Puede inducirse la CNV en animales utilizando un láser de kriptón, y documentarse por angiografía digital del fundus con fluoresceína. Más específicamente, el modelo de lesión por láser en la rata es una modificación de un modelo similar en el mono (Dobi et al. (1989) ARCH. OPHTHALMOL. 107:264-269; Ryan (1982) ARCH. OPHTHALMOL. 100:1804-1809; Tobe et al. (1994) J. JPN. OPHTHALMOL. SOC. 98:837-845). Resumidamente, pueden producirse 5-6 quemaduras por láser de kriptón de alta intensidad (100 \mum de tamaño del punto, duración 0,1 segundo, 160 mW) de una manera peripapilar. La CNV como se evidencia por hiperfluorescencia y fuga tardía puede documentarse utilizando angiografía digital con fluoresceína y se espera que se desarrolle en al menos el 60% de las lesiones dentro de 2-3 semanas de la lesión causada por el láser.
La PDT puede realizarse luego sobre áreas de CNV y coroides normal, y los efectos pueden evaluarse angiográfica e histológicamente. De modo más específico, la PDT puede realizarse utilizando inyección en la vena de la cola del fotosensibilizador que contiene una molécula de direccionamiento o carece de la misma, seguido por irradiación mediante láser del área de tratamiento. La PDT puede aplicarse también a áreas de CNV en un solo ojo y a áreas de coroides normal en el otro ojo. Los parámetros del fotosensibilizador y del láser se basarán en experimentos previos utilizando Verteporfina y Lu-Tex en el modelo del mono, así como alguna dosimetría preliminar en el modelo de la rata.

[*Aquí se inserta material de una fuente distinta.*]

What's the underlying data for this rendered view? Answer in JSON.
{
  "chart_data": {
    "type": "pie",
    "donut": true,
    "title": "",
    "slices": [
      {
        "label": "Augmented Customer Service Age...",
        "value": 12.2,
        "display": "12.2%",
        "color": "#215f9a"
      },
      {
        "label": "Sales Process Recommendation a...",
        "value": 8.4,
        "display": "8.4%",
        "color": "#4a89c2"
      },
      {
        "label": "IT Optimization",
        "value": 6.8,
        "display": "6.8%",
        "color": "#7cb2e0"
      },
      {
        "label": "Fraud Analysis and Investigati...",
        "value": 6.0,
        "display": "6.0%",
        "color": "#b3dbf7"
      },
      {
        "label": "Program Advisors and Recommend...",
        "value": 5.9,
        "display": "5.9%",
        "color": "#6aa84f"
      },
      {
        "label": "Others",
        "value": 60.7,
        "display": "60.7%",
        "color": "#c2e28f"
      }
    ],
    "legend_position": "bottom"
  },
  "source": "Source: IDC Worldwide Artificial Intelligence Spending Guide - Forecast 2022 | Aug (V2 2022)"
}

La eficacia de la PDT puede evaluarse como sigue:
(a) Eficacia de la Oclusión de la CNV. La oclusión eficaz de la CNV puede evaluarse por la ausencia de fuga de CNV por angiografía con fluoresceína 24 horas después de la PDT. Esta metodología ha sido bien establecida en la lesión por láser en el caso del mono. La histopatología puede efectuarse utilizando microscopía óptica.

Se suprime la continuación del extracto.